Never, say the ladies who have seen the worst.
Are they this bad, ask those who haven’t seen enough.
May be they are grown up after all, assert the few who haven’t seen the ‘worst’.
But should the debate be about this or should it be about a mindset shift?
For the ‘grown up’ Indian men have been bought up by none other than Indian moms. And most ‘moms’ always happen to be women, except when the men, as fathers pitch in, in sad, tragic cases of spouses not being there.
For the uninitiated, family remains strong in India but changes are happening. For the better or worse? Well, the jury is still out and shall continue to be for a long time because seriously & personally it’s a matter of individual choice, as to what suits me or anyone. Marriage or single? Working or stay home? Partner or live-in? Or nothing at all – a free bird! (Quite like that for myself – possibly in my next birth!!)
Thus, please don’t make me lose focus by sprouting random thoughts. I want to get back to my favorite assertion which my closest of friends have heard me say a million times.
Don’t blame the ‘grown-up’ or ‘not-grown-up’ Indian boys /men for, the raising of that boy/man was done by a woman. So like the rest of the mob-like-world, don’t be a ‘tootha’ (parrot) (Sorry @dailyhunt, actually agreed with your larger point of view), grow a brain! Trouble your grey cells, in fact the more you use them, the more they stay healthy. (Don’t ask me the details, not willing to tread on doctor’s territory, yet)
A person’s nature and conduct of oneself comes from their upbringing. All my learned friends agree on that. Not just strong women are raised by strong moms. All ladies out there – strong, respectful men and boys are also raised by strong women. I am one of them!
Coming back to my promise to myself – I never ask anyone else to make promises to me – for I have zero control over anyone except myself. I may have a bit of control over my child till he becomes financially independent. After that Boss, you are rowing your own boat, yourself – if someone like hubby, siblings, friends come aboard at will – Lucky you!

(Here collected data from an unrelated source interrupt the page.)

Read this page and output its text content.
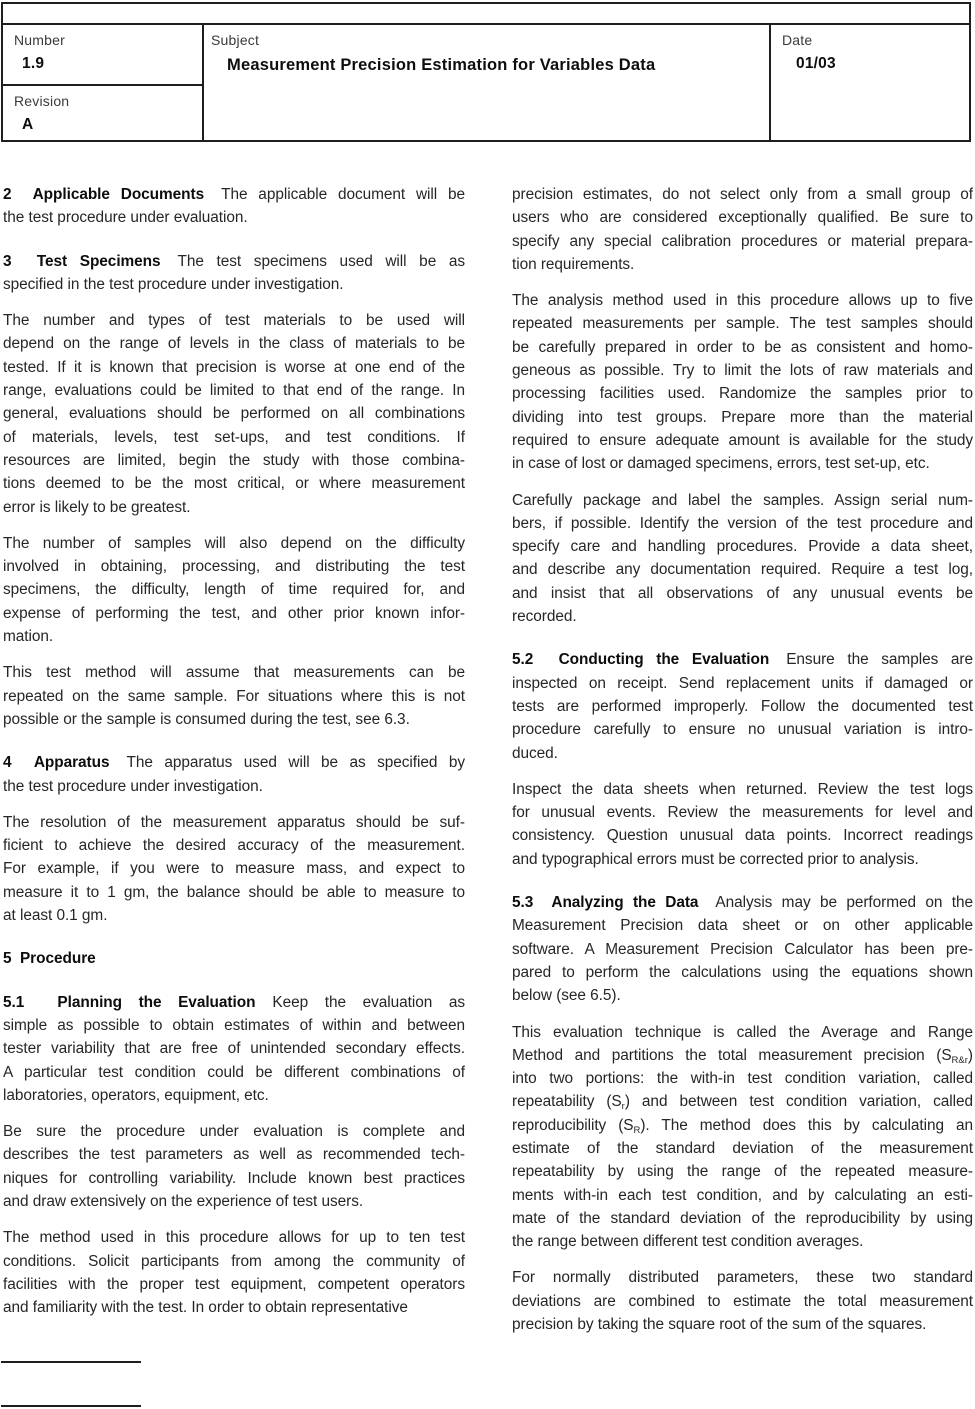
Number
1.9
Revision
A
Subject
Measurement Precision Estimation for Variables Data
Date
01/03
2  Applicable Documents The applicable document will be
the test procedure under evaluation.
3  Test Specimens The test specimens used will be as
specified in the test procedure under investigation.
The number and types of test materials to be used will
depend on the range of levels in the class of materials to be
tested. If it is known that precision is worse at one end of the
range, evaluations could be limited to that end of the range. In
general, evaluations should be performed on all combinations
of materials, levels, test set-ups, and test conditions. If
resources are limited, begin the study with those combina-
tions deemed to be the most critical, or where measurement
error is likely to be greatest.
The number of samples will also depend on the difficulty
involved in obtaining, processing, and distributing the test
specimens, the difficulty, length of time required for, and
expense of performing the test, and other prior known infor-
mation.
This test method will assume that measurements can be
repeated on the same sample. For situations where this is not
possible or the sample is consumed during the test, see 6.3.
4  Apparatus The apparatus used will be as specified by
the test procedure under investigation.
The resolution of the measurement apparatus should be suf-
ficient to achieve the desired accuracy of the measurement.
For example, if you were to measure mass, and expect to
measure it to 1 gm, the balance should be able to measure to
at least 0.1 gm.
5  Procedure
5.1  Planning the Evaluation Keep the evaluation as
simple as possible to obtain estimates of within and between
tester variability that are free of unintended secondary effects.
A particular test condition could be different combinations of
laboratories, operators, equipment, etc.
Be sure the procedure under evaluation is complete and
describes the test parameters as well as recommended tech-
niques for controlling variability. Include known best practices
and draw extensively on the experience of test users.
The method used in this procedure allows for up to ten test
conditions. Solicit participants from among the community of
facilities with the proper test equipment, competent operators
and familiarity with the test. In order to obtain representative
precision estimates, do not select only from a small group of
users who are considered exceptionally qualified. Be sure to
specify any special calibration procedures or material prepara-
tion requirements.
The analysis method used in this procedure allows up to five
repeated measurements per sample. The test samples should
be carefully prepared in order to be as consistent and homo-
geneous as possible. Try to limit the lots of raw materials and
processing facilities used. Randomize the samples prior to
dividing into test groups. Prepare more than the material
required to ensure adequate amount is available for the study
in case of lost or damaged specimens, errors, test set-up, etc.
Carefully package and label the samples. Assign serial num-
bers, if possible. Identify the version of the test procedure and
specify care and handling procedures. Provide a data sheet,
and describe any documentation required. Require a test log,
and insist that all observations of any unusual events be
recorded.
5.2  Conducting the Evaluation Ensure the samples are
inspected on receipt. Send replacement units if damaged or
tests are performed improperly. Follow the documented test
procedure carefully to ensure no unusual variation is intro-
duced.
Inspect the data sheets when returned. Review the test logs
for unusual events. Review the measurements for level and
consistency. Question unusual data points. Incorrect readings
and typographical errors must be corrected prior to analysis.
5.3  Analyzing the Data Analysis may be performed on the
Measurement Precision data sheet or on other applicable
software. A Measurement Precision Calculator has been pre-
pared to perform the calculations using the equations shown
below (see 6.5).
This evaluation technique is called the Average and Range
Method and partitions the total measurement precision (SR&r)
into two portions: the with-in test condition variation, called
repeatability (Sr) and between test condition variation, called
reproducibility (SR). The method does this by calculating an
estimate of the standard deviation of the measurement
repeatability by using the range of the repeated measure-
ments with-in each test condition, and by calculating an esti-
mate of the standard deviation of the reproducibility by using
the range between different test condition averages.
For normally distributed parameters, these two standard
deviations are combined to estimate the total measurement
precision by taking the square root of the sum of the squares.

Then have fun for it is deserved.
My promise to myself is that all that I did not like in my own life I shan’t do at all or do differently!
- whatever happened and over which I feel our human actions had control & could’ve been done differently – shalt be so done, differently, the right way
- behaviors, attitudes, conduct of a person/persons/male or female/family or friends – which was not liked shalt not be ever repeated
- happenings @ work, @home, anywhere which I was witness to but couldn’t stop or change at that time, would never ever be repeated if it were to happen under me, around me, with me
- anything which I did not like being done to me by every situation, every moment and every being would never be done to anyone by me
I have decided years back that this is how it shall always be. My task on my wish list had become easy to follow because keeping a high moral standard in personal and professional life was something which was first nature to me. So what remained was dealing with my immediate family. God has given me the serenity to understand my closest family very closely and I know what I can change and what I cannot with them. From this I have also been granted a cultivated and procured wisdom to know the difference!!
With family, thus, I generally do not attempt the impossible, thereby maintaining peace (!). But I soldier on with my son.
I lecture him a lot on everything under the sun. I cajole, I get angry, I feign ignorance, I act pseudo agonized, sometimes I am genuinely hurt too but all along it’s never made trivial and definitely not without reason. Certain things are zero tolerance, other’s he is allowed till the zebra line, some he can cross on the amber light but never can he get away with ‘committing an offence’. (Official police jargon had to be bought into play, after all. The initiated would understand. The others can appreciate my command over the English language (!))
As a woman and a mother, I can change whatever I did not like in my situation by making my contribution to the world through my child by raising him the right way. I am not using any other fancy thesaurus prompted word for ‘right’ because for everything there is only a ‘right’ & a ‘wrong’, a ‘black’ & ‘white’ – why think of a ‘grey’? Why trivialize relationships by not keeping them honest – right, white. Please add: real/sincere/genuine/above-board/decent/true/ethical/fair/frank – to the list. Nay Sayers needn’t take out their sharpened knives to have a duel with me. For even here, there’s only one right. The arguments and face-offs can be said to be controversial, to be disputable, to be the line of reasoning but darlings, you are resorting to all of this because you know it isn’t accepted!!
That’s all your honor!
Love to be dramatic! I am called ‘filmy mom’ by my son, though there’s nothing make-believe in my upbringing of him, never shown him mirages, never let him tread the path of deceit – neither in school nor out of it, nor now in his Uni, never with his friends, never let him be ungrateful, nor flamboyant for no reason.
I’d rather re-phrase my title too:
When will Indian moms raise grow up men?
I am rowing my boat myself. Willing to take on passengers…any takers?